Thousands of tiny moths dead in Park County cabin this spring

Asked June 27, 2018, 5:49 AM EDT

We have a seasonal cabin near Tarryall in Park County. When we opened it up in June there were thousands of tiny dead moths all over the cabin...mostly near windows and glass doors. They are light colored tan/whitish/silver with wings closed, tiny, slender. We had them in 2017 as well but no where near as many. From articles I have found they may look like “vagabond moths” in articles about an invasion in Greeley a few years ago. (W. Cranshaw quoted in Greeley news article.) .
I have a lot of questions about them...we were really freaked out by the masses of them...took hours to vacuum and sweep up. Would we have those moths there at our altitude? If not what are they? I assume they are coming from outside. We do leave one window very slightly cracked all year. Can we prevent them by treating inside or outside? When are they coming in? Are they a threat to our food, pets, fabrics or animal fur...like bear skin rug or deer taxidermy? They are NOT in our pantry/cabinets and we keep virtually no food there in winter and we don’t see any alive. They aren’t termites. I feel like I may have seen some in our firewood stack last fall...not sure...all local aspen and pine from our land. Some is kept on deck near windows and doors. Any help you can give would be appreciated. I may be able to find some remaining and take a picture to send.Thanks for you’re time. Amy S

Park County Colorado

2 Responses

I can not be very sure on this since no photos were submitted with this.

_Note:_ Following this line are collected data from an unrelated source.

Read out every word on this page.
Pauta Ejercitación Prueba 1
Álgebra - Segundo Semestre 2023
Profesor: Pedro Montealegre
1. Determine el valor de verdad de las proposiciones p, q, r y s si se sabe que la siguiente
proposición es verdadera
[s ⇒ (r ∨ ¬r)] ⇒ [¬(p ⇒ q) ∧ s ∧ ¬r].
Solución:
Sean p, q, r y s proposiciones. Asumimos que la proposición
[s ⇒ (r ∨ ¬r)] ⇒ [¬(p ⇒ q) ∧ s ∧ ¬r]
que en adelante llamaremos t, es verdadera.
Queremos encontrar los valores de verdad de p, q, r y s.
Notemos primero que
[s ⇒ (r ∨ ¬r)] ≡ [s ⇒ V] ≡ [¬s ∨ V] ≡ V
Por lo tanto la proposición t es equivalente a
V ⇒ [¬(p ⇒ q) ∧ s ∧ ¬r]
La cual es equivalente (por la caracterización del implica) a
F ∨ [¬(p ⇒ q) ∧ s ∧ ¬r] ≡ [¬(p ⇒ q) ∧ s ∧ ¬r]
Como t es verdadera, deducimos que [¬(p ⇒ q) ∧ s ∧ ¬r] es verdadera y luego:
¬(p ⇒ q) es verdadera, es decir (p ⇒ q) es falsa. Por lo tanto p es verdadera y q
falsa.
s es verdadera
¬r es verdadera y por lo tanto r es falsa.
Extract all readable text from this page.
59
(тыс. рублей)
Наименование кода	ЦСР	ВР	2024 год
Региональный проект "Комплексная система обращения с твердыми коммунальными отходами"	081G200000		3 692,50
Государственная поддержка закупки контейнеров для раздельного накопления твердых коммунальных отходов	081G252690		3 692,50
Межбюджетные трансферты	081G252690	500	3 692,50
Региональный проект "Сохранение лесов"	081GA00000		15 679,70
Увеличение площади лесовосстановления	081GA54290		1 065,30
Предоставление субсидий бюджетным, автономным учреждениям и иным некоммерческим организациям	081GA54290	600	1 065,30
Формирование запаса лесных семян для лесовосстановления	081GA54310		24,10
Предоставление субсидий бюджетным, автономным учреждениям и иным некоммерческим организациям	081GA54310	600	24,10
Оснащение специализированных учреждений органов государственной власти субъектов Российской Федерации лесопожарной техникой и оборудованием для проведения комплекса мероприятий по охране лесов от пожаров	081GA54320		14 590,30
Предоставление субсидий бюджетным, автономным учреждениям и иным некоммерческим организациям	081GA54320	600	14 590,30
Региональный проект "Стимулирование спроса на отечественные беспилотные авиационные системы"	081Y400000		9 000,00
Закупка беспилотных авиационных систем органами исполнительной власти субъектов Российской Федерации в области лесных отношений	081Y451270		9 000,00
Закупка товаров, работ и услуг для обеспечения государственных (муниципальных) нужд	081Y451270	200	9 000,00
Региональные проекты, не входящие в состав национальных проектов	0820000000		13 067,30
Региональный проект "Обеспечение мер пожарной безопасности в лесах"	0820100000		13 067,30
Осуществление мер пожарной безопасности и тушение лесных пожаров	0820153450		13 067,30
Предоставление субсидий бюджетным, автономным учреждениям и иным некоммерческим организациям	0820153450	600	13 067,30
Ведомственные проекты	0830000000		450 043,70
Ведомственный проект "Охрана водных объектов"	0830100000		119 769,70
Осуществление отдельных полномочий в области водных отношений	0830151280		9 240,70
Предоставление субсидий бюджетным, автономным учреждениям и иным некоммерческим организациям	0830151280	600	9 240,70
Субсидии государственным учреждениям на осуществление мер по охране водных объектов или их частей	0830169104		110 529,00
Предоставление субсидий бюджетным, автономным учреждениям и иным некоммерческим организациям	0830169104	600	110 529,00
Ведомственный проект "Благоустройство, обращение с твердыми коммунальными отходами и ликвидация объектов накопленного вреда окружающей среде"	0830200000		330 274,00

However, at high elevation sites such as this I have sometimes seen samples in homes of small moths that develop as leafminers on leaves of aspens, cottonwoods and willows. The caterpillars develop within the leaves, producing little tunnels but causing no significant harm to the plants. The adults then sheletred places to survive winter, which can include buildings.

If that is the case, and I can not think of anything else that would produce such large numbers of moths in this situation, then this is just a situation where you have an insect that is a nuisance invader that temporarily uses homes for shelter, but does not reproduce within homes nor feed on anything wihtin the building, and is harmless.